Environment ministers discussed the draft law on Monday, which was proposed after a record 19 member states opposed approving cultivation of a GM maize variety last month . Under EU rules that weight countries’ votes according to population size, the vote was a stalemate, meaning that the European Commission would have to approve the maize by default.
Currently, eight countries have effectively banned cultivation of GM crops in Europe – Poland, France, Germany, Austria, Hungary, Luxembourg, Greece and Bulgaria – but they have only been able to do so if they can prove that a crop could be harmful (Poland, for example, has said that GM maize pollen might find its way into honey), or by invoking a so-called ‘safeguard clause’ spelling out why a particular crop might pose a risk to health or the environment. However, this safeguard clause has not been backed by the European Food Safety Authority (EFSA).

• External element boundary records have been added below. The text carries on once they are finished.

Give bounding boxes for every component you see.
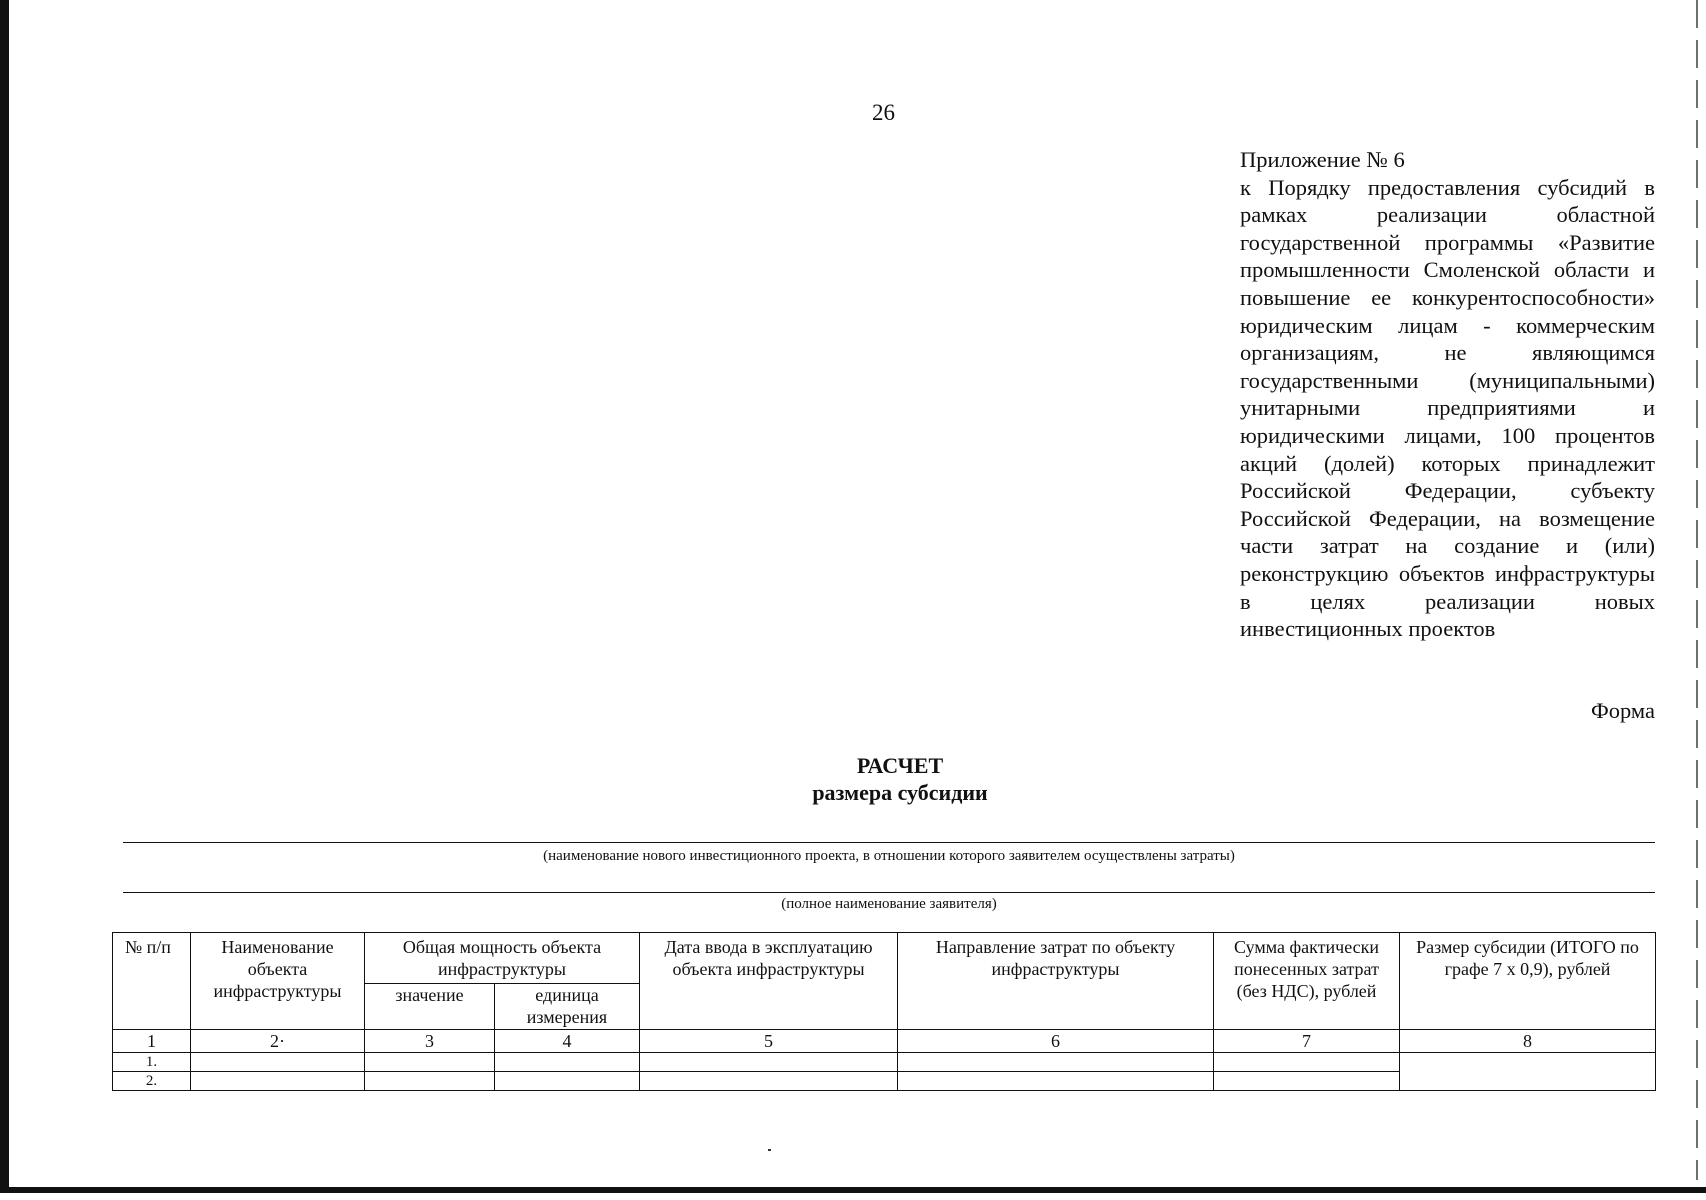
calculation-table: [112, 932, 1656, 1091]
table-cell: [365, 1053, 495, 1072]
title-line-1: РАСЧЕТ: [856, 753, 944, 778]
table-row: [113, 1053, 1656, 1072]
table-cell: [640, 1053, 898, 1072]
column-number: 4: [495, 1030, 640, 1053]
row-number: 1.: [113, 1053, 191, 1072]
table-cell: [1214, 1072, 1400, 1091]
table-cell: [191, 1053, 365, 1072]
column-number: 5: [640, 1030, 898, 1053]
subsidy-total-cell: [1400, 1053, 1656, 1091]
table-cell: [640, 1072, 898, 1091]
header-capacity-group: Общая мощность объекта инфраструктуры: [365, 933, 640, 984]
appendix-body: к Порядку предоставления субсидий в рамках реализации областной государственной программы «Развитие промышленности Смоленской области и повышение ее конкурентоспособности» юридическим лицам - коммерческим организациям, не являющимся государственными (муниципальными) унитарными предприятиями и юридическими лицами, 100 процентов акций (долей) которых принадлежит Российской Федерации, субъекту Российской Федерации, на возмещение части затрат на создание и (или) реконструкцию объектов инфраструктуры в целях реализации новых инвестиционных проектов: [1240, 174, 1655, 642]
column-number: 8: [1400, 1030, 1656, 1053]
page-number: 26: [872, 100, 895, 125]
table-cell: [1214, 1053, 1400, 1072]
header-capacity-value: значение: [365, 984, 495, 1030]
column-number: 3: [365, 1030, 495, 1053]
scan-speck: [768, 1149, 771, 1151]
column-numbers-row: [113, 1030, 1656, 1053]
table-cell: [365, 1072, 495, 1091]
row-number: 2.: [113, 1072, 191, 1091]
header-num: № п/п: [113, 933, 191, 1030]
project-name-line: [123, 842, 1655, 843]
appendix-block: [1240, 146, 1655, 643]
document-title: [700, 752, 1100, 806]
scan-bottom-edge: [0, 1187, 1706, 1193]
form-label: Форма: [1590, 698, 1655, 723]
table-cell: [495, 1053, 640, 1072]
project-name-caption: (наименование нового инвестиционного проекта, в отношении которого заявителем осуществлены затраты): [543, 848, 1235, 864]
table-header-row-1: [113, 933, 1656, 984]
column-number: 6: [898, 1030, 1214, 1053]
table-cell: [495, 1072, 640, 1091]
title-line-2: размера субсидии: [812, 780, 988, 805]
applicant-name-caption: (полное наименование заявителя): [781, 896, 997, 912]
applicant-name-line: [123, 892, 1655, 893]
header-actual-costs: Сумма фактически понесенных затрат (без НДС), рублей: [1214, 933, 1400, 1030]
column-number: 2·: [191, 1030, 365, 1053]
header-cost-direction: Направление затрат по объекту инфраструктуры: [898, 933, 1214, 1030]
header-object-name: Наименование объекта инфраструктуры: [191, 933, 365, 1030]
table-cell: [898, 1053, 1214, 1072]
table-cell: [191, 1072, 365, 1091]
scan-left-edge: [0, 0, 9, 1192]
appendix-title: Приложение № 6: [1240, 147, 1405, 172]
header-capacity-unit: единица измерения: [495, 984, 640, 1030]
column-number: 1: [113, 1030, 191, 1053]
scan-right-edge: [1696, 0, 1698, 1180]
header-subsidy-amount: Размер субсидии (ИТОГО по графе 7 х 0,9), рублей: [1400, 933, 1656, 1030]
header-commission-date: Дата ввода в эксплуатацию объекта инфраструктуры: [640, 933, 898, 1030]
column-number: 7: [1214, 1030, 1400, 1053]
table-cell: [898, 1072, 1214, 1091]
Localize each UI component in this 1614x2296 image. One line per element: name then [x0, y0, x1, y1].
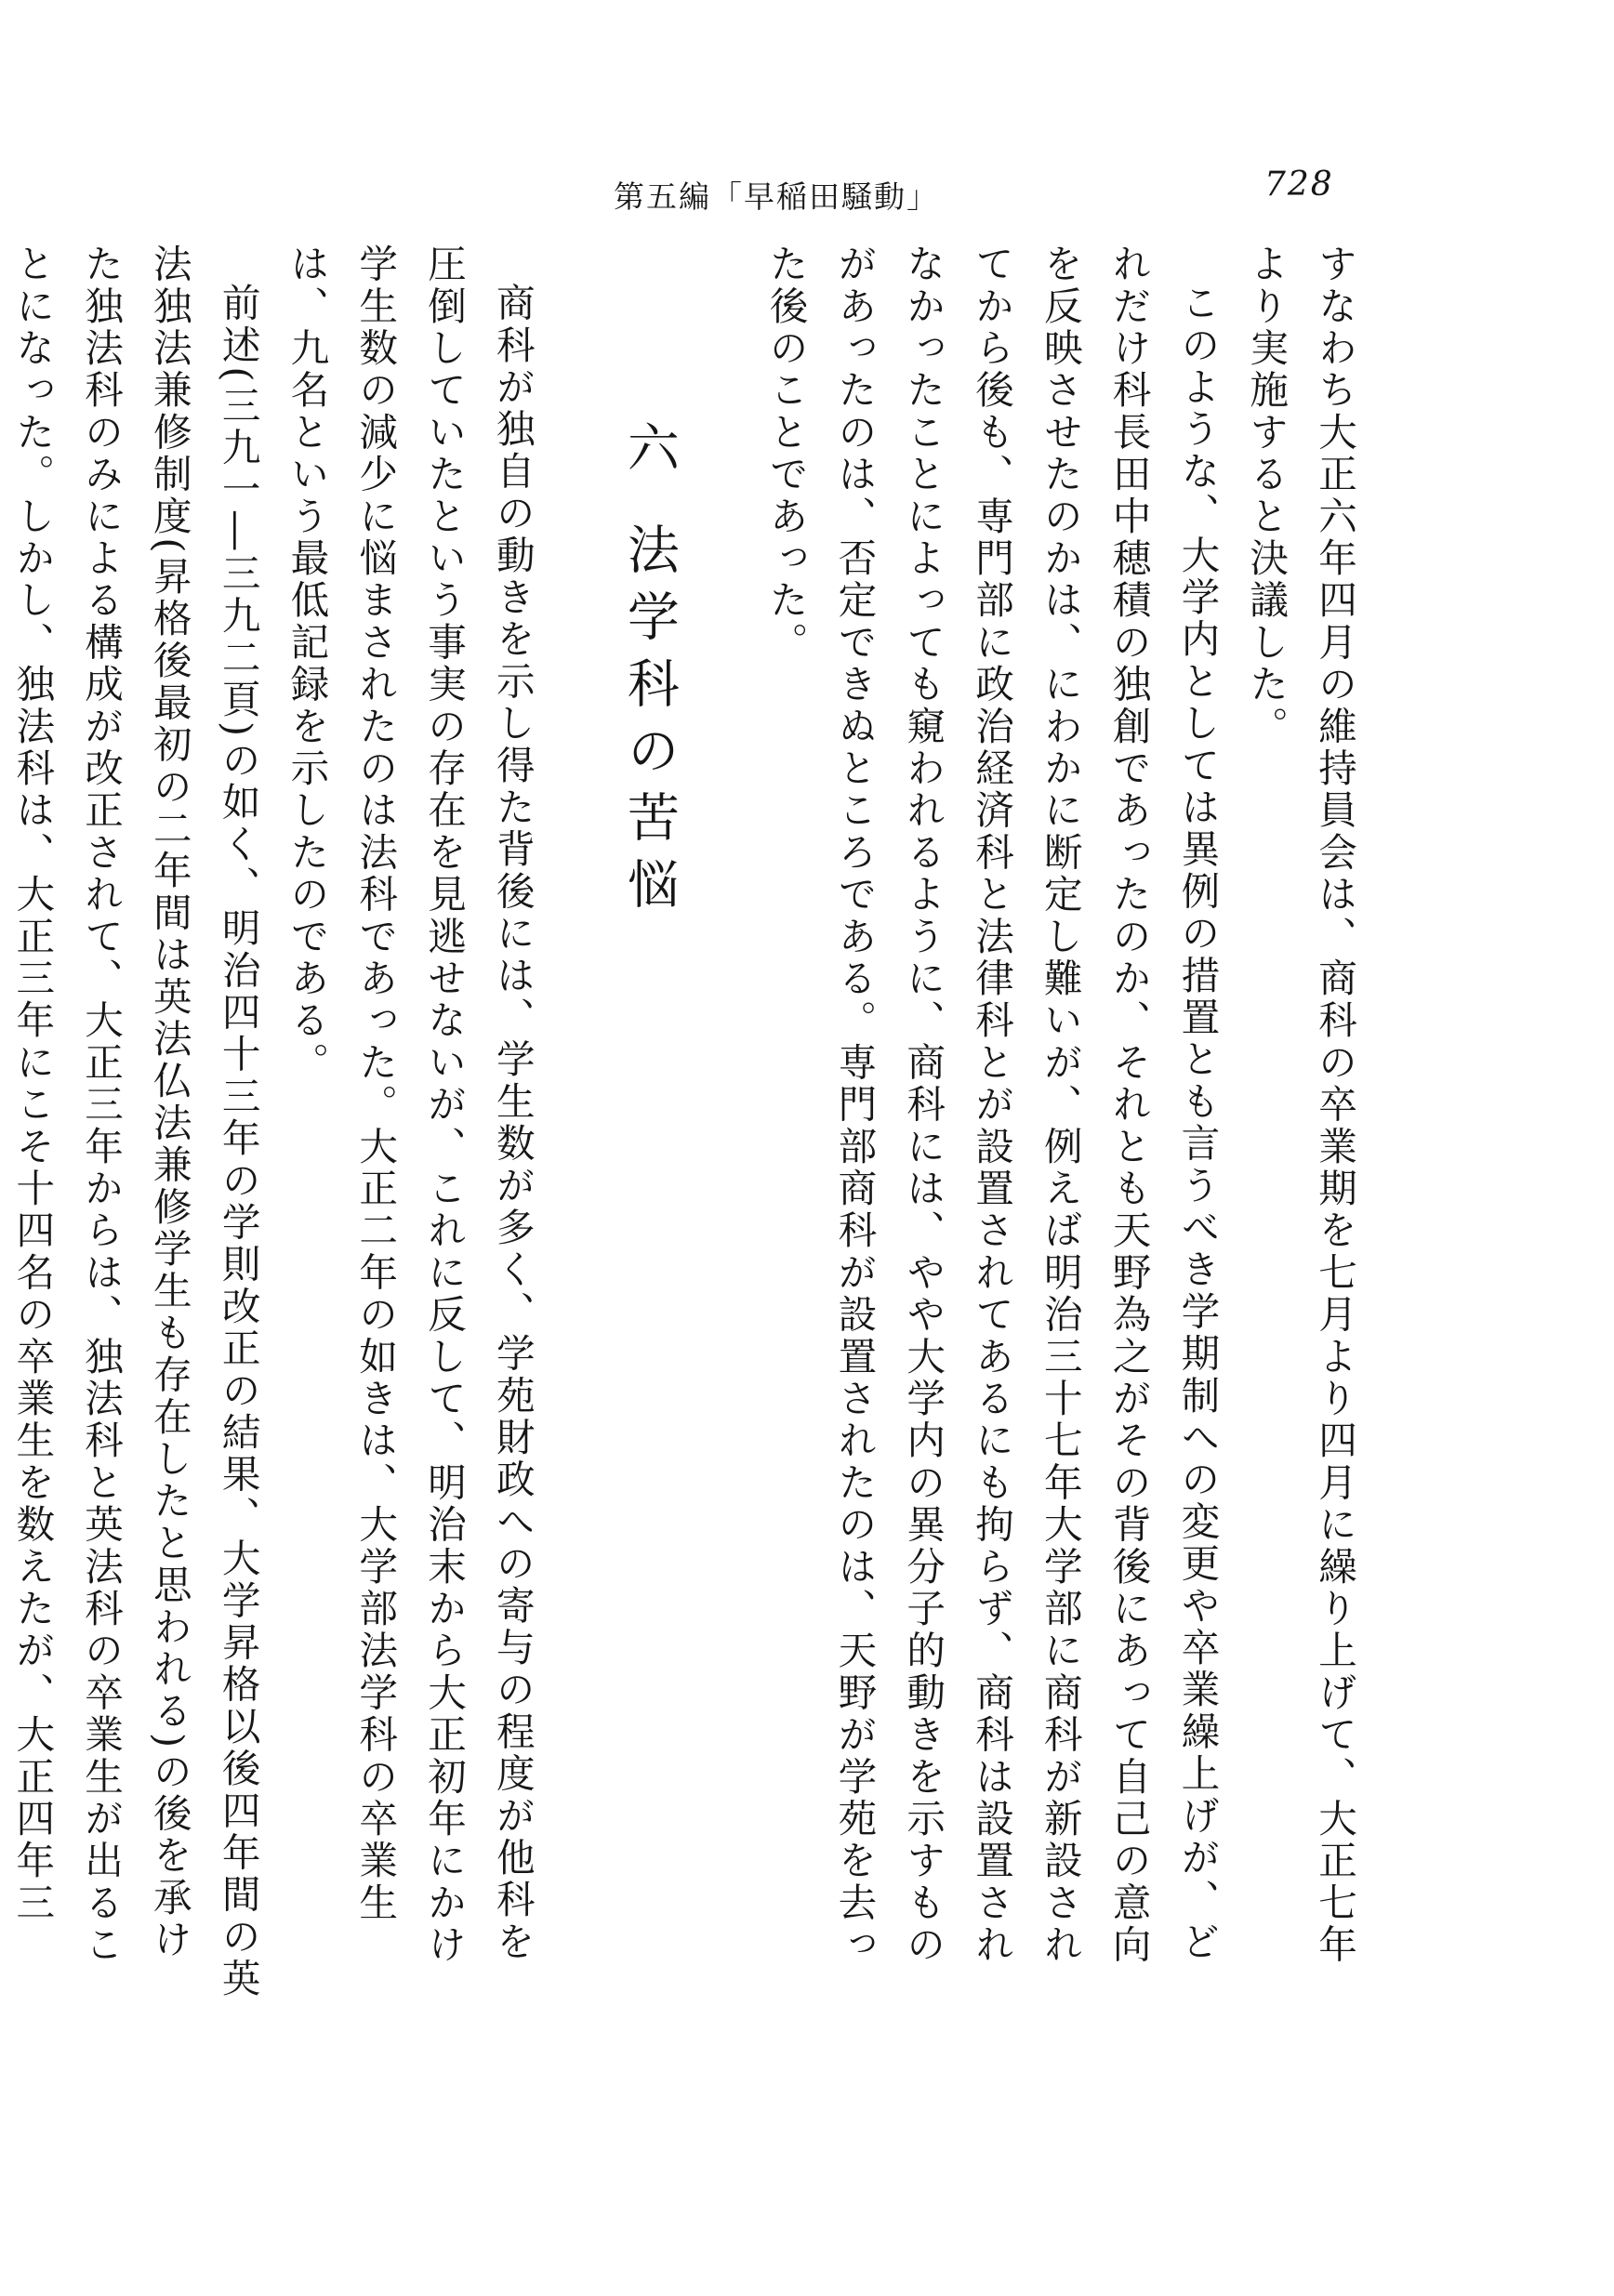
paragraph: このような、大学内としては異例の措置とも言うべき学期制への変更や卒業繰上げが、どれだけ科長田中穂積の独創であったのか、それとも天野為之がその背後にあって自己の意向を反映させたのかは、にわかに断定し難いが、例えば明治三十七年大学部に商科が新設されてから後も、専門部に政治経済科と法律科とが設置されてあるにも拘らず、商科は設置されなかったことによっても窺われるように、商科には、やや大学内の異分子的動きを示すものがあったのは、否定できぬところである。専門部商科が設置されたのは、天野が学苑を去った後のことであった。: [762, 244, 1221, 1967]
page-number: 728: [1264, 165, 1334, 204]
section-number: 六: [618, 420, 680, 487]
section-title: 法学科の苦悩: [618, 522, 680, 924]
body-text: [0, 244, 1369, 2000]
section-heading: [547, 244, 751, 2000]
paragraph: 商科が独自の動きを示し得た背後には、学生数が多く、学苑財政への寄与の程度が他科を圧倒していたという事実の存在を見逃せないが、これに反して、明治末から大正初年にかけ学生数の減少に悩まされたのは法科であった。大正二年の如きは、大学部法学科の卒業生は、九名という最低記録を示したのである。: [284, 244, 536, 1967]
running-header: 第五編「早稲田騒動」: [614, 178, 939, 215]
paragraph: 前述(三九一―三九二頁)の如く、明治四十三年の学則改正の結果、大学昇格以後四年間の英法独法兼修制度(昇格後最初の二年間は英法仏法兼修学生も存在したと思われる)の後を承けた独法科のみによる構成が改正されて、大正三年からは、独法科と英法科の卒業生が出ることになった。しかし、独法科は、大正三年にこそ十四名の卒業生を数えたが、大正四年三: [9, 244, 261, 2000]
paragraph-continuation: すなわち大正六年四月の維持員会は、商科の卒業期を七月より四月に繰り上げて、大正七年より実施すると決議した。: [1243, 244, 1357, 1967]
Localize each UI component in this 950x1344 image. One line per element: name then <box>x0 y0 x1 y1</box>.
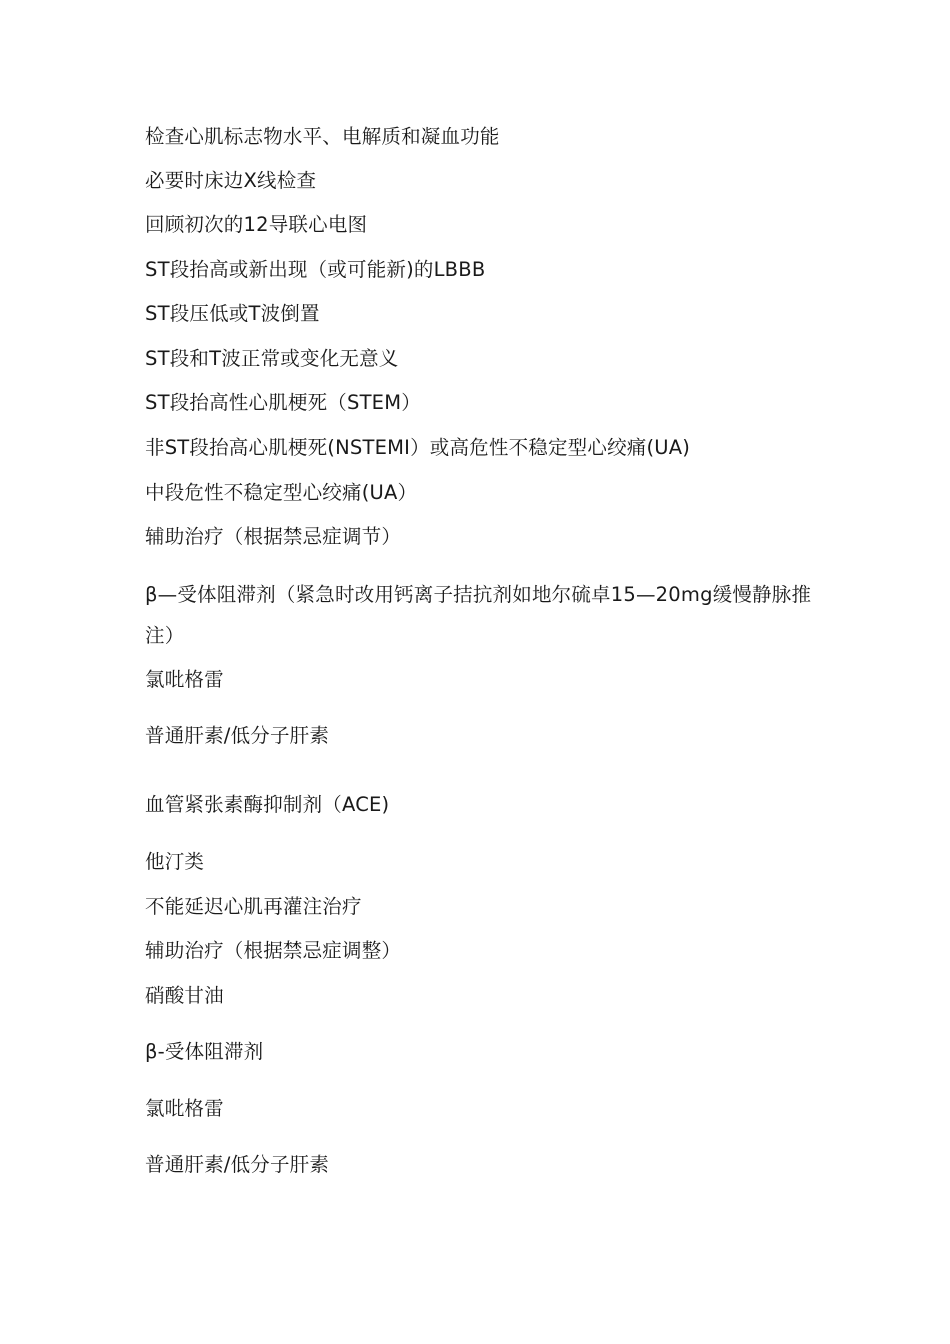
text-line: 辅助治疗（根据禁忌症调节） <box>145 525 402 548</box>
text-line: ST段抬高性心肌梗死（STEM） <box>145 391 421 414</box>
text-line: 回顾初次的12导联心电图 <box>145 213 368 236</box>
text-line: ST段和T波正常或变化无意义 <box>145 347 399 370</box>
text-line: 氯吡格雷 <box>145 1097 224 1120</box>
text-line: 非ST段抬高心肌梗死(NSTEMI）或高危性不稳定型心绞痛(UA) <box>145 436 691 459</box>
text-line: 他汀类 <box>145 850 205 873</box>
text-line: β—受体阻滞剂（紧急时改用钙离子拮抗剂如地尔硫卓15—20mg缓慢静脉推注） <box>145 583 812 647</box>
text-line: 检查心肌标志物水平、电解质和凝血功能 <box>145 125 500 148</box>
text-line: 不能延迟心肌再灌注治疗 <box>145 895 362 918</box>
text-line: 必要时床边X线检查 <box>145 169 317 192</box>
text-line: ST段抬高或新出现（或可能新)的LBBB <box>145 258 486 281</box>
text-line: 血管紧张素酶抑制剂（ACE) <box>145 793 390 816</box>
text-line: 中段危性不稳定型心绞痛(UA） <box>145 481 418 504</box>
text-line: β-受体阻滞剂 <box>145 1040 264 1063</box>
text-line: 硝酸甘油 <box>145 984 224 1007</box>
text-line: 辅助治疗（根据禁忌症调整） <box>145 939 402 962</box>
text-line: 氯吡格雷 <box>145 668 224 691</box>
text-line: 普通肝素/低分子肝素 <box>145 724 330 747</box>
text-line: ST段压低或T波倒置 <box>145 302 320 325</box>
text-line: 普通肝素/低分子肝素 <box>145 1153 330 1176</box>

Yesterday’s council meeting confirmed that environment ministers were willing to reopen discussions on proposals to allow member states to restrict cultivation of GM crops on their territories on grounds other than health and environmental risks.
Referring to the proposal, Greenpeace EU agriculture policy director Marco Contiero said: “It would expose countries that want to ban GM crops to legal challenges and force them to do deals with biotech lobbyists behind closed doors. A legally solid GM ban should be based on the environmental and health dangers linked to GM crops. Anything less would not stand up to legal scrutiny.”
This assertion is based on a previous draft law, proposed in 2010, which was rejected due to ‘legal flaws’ related to allowing member states to restrict cultivation for reasons other than health or environment.
Greenpeace also objected to the inclusion in this latest proposal of a clause to allow a biotech company to “adjust the geographical scope of its notification,” to exclude countries wishing to ban a crop from cultivation.
“Therefore, EU countries would be required to strike deals with biotech companies behind closed doors, giving corporate lobbyists a formalised role in policy-making,” Greenpeace said.
The Greek presidency has said it will examine the proposal in a first working party meeting on March 13.